A clean sweep of the Langdale Pikes was the plan, but first this meant a long, low walk away from the turrets at the valley edge, across a wide plateau to an undistinguished curve that was yet a summit in its own right (and of which Pavey, geographically speaking, was only a feature: not that there is anything ‘only’ about Pavey Ark). From here, a similarly uninteresting trudge back to Harrison Stickle, the highest Pike.
After lunch, I crossed the little hollow between the three main Pikes, coming to the head of the now-scraped-bare scree-run from the base of Pike O’Stickle into Mickleden, long since stripped of the Stone Age axeheads ‘manufactured’ under the lea of the Pike.

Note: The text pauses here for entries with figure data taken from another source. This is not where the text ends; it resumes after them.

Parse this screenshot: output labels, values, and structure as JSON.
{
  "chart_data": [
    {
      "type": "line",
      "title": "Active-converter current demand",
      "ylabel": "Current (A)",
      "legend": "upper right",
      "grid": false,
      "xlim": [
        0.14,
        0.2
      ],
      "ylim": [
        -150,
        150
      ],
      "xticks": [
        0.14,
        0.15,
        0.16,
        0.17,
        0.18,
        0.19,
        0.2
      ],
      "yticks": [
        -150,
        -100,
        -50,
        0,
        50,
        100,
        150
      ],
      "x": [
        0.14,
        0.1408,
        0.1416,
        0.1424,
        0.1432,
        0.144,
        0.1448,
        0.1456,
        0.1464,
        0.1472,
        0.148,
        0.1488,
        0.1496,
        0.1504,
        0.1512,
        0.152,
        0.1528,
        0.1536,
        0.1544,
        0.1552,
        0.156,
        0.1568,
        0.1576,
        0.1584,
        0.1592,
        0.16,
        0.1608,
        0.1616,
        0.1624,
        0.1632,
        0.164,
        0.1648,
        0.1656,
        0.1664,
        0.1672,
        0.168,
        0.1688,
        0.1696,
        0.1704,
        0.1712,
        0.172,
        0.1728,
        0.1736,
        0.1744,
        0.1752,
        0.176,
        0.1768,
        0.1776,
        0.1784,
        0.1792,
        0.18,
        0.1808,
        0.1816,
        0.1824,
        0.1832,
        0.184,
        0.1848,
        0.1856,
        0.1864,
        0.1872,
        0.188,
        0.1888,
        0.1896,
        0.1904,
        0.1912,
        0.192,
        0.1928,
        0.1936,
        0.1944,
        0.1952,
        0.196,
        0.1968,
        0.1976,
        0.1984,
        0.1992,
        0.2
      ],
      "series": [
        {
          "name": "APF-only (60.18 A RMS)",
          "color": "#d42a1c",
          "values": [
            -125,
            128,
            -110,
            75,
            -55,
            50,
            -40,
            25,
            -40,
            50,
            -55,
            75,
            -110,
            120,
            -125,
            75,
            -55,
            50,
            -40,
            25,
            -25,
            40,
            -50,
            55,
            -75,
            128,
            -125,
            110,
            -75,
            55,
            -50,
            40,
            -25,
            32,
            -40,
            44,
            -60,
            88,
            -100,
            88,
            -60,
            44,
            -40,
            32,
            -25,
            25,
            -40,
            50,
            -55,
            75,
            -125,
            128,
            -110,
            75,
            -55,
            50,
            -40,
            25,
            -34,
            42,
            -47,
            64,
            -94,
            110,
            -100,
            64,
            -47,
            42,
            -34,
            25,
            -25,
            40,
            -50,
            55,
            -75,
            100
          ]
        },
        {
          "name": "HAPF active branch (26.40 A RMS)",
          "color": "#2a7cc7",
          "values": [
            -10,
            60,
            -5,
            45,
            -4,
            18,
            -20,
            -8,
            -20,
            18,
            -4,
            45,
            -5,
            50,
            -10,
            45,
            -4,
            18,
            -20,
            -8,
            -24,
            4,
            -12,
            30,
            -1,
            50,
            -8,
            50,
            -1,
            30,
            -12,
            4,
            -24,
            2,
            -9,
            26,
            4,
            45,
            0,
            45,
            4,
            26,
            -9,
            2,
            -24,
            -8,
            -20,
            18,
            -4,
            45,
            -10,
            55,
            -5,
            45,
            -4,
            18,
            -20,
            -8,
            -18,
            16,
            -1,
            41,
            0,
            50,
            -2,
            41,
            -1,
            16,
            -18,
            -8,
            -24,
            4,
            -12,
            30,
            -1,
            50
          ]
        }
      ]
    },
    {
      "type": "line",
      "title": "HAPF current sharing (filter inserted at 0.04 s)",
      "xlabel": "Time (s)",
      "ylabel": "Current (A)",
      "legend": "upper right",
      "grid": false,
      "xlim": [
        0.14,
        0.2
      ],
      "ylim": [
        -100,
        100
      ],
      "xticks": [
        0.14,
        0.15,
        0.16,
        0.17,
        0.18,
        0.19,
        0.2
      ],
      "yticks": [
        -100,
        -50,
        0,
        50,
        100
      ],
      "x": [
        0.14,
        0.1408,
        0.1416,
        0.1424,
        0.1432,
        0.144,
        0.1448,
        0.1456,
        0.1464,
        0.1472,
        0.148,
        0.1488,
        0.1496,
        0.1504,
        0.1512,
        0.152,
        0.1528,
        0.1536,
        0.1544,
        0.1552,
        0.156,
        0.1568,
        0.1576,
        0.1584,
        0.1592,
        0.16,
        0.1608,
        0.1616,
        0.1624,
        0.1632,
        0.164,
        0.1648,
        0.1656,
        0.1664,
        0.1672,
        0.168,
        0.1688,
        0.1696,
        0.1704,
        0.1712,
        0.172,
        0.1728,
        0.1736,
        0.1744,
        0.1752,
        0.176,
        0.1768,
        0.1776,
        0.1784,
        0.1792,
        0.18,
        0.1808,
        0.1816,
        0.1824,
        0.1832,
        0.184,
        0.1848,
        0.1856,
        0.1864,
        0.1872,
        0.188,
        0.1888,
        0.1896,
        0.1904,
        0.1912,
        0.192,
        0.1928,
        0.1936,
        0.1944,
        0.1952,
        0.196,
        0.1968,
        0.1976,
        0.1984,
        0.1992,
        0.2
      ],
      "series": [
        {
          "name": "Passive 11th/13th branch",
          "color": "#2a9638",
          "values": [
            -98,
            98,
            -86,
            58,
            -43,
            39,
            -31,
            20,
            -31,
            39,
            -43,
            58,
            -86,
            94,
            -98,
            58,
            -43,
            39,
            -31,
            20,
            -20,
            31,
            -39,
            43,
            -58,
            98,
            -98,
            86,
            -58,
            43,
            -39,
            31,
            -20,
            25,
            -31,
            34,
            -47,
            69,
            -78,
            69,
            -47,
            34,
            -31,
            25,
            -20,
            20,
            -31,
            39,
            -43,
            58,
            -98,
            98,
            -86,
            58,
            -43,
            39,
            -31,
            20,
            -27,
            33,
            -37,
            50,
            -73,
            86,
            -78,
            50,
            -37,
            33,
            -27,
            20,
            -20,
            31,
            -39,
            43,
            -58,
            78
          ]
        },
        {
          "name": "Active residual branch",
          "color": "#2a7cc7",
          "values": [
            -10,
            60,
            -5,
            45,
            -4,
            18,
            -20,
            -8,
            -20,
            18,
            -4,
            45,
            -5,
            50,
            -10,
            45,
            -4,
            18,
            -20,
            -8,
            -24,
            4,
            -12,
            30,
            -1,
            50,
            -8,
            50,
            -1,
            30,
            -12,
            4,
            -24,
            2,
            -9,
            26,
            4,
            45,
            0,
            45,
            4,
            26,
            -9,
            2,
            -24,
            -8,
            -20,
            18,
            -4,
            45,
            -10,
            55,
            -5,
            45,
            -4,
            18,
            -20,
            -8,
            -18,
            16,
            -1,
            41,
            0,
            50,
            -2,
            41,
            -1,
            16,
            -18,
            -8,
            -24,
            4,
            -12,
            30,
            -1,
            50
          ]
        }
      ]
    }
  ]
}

Pike O’Stickle demands a hands-and-feet scramble up its back – another Cam Spout, another I’d rather go up twice in a day than down once. Between that almost fear, and the tight, confined top, I couldn’t enjoy the view as much as I wished, especially of Rossett Gill, across the valley, and the still-distinguishable lines of the old Pony Route.
But after Loft Crag, on the long diagonal descent into the valley, a problem developed. A month earlier, I’d ‘run’ in the Piccadilly Marathon, conned into it against my will, with insufficient time to train up for 26 miles. I’d got up to 12, four weeks ahead, before my right knee, the stronger knee, blew up on me with fluid. Despite the subsequent break from training, I’d managed twelve miles. Now, the knee had again blown up with fluid, and would stay that way all week.
It didn’t stop me. Amazingly, except if I were stepping downhill sideways, it didn’t even affect me on the fells, but I couldn’t walk properly on the streets.
The next serious expedition was once again into my favoured North Western Fells. It started as a simple circuit of Gasgale Gill, the ‘other end’ of Coledale Pass. I would ascend Whiteside, on soaring, open paths, take an elevated ridge route to Hopegill Head – a year to the day after I’d ascended it from the opposite direction, from Grisedale Pike – and then down via Coledale Pass and following Gasgale Gill to its shallow head in a low, flat upland between the backs of Eel Crag and Grasmoor.
The walking had been good, too good,and it was too early in the afternoon to settle for the final fell and home, not when there was time and energy to go up and down the uncomplicated back of Eel Crag. And, on returning, walking a few hundred feet across the cropped turf to the peak of Wandope, less than fifty feet above the plain and a bagger’s easy target.
Then I could walk calmly up Grasmoor, enjoy its sprawling, almost empty top, and finally plan a return.
Originally, I’d intended to descend the north ridge, but the sight of it from Whiteside had firmly shut down that option. So I skirted, none too closely, the rim of the northern crags, picked my way directly down to Coledale Pass, and returned down the narrow channel of Gasgale Gill to the car.
I was sweaty and sticky and I’d used up my drinks. I emptied the contents of my flask down my throat, checked the time, and decided that I would just about have time to get to Cockermouth before the supermarket shut. It was just after 5.30pm.
I never got there.
The picture is of the lower part of Gasgale Gill, showing my morning ascent, Whiteside, forming its massive left flank.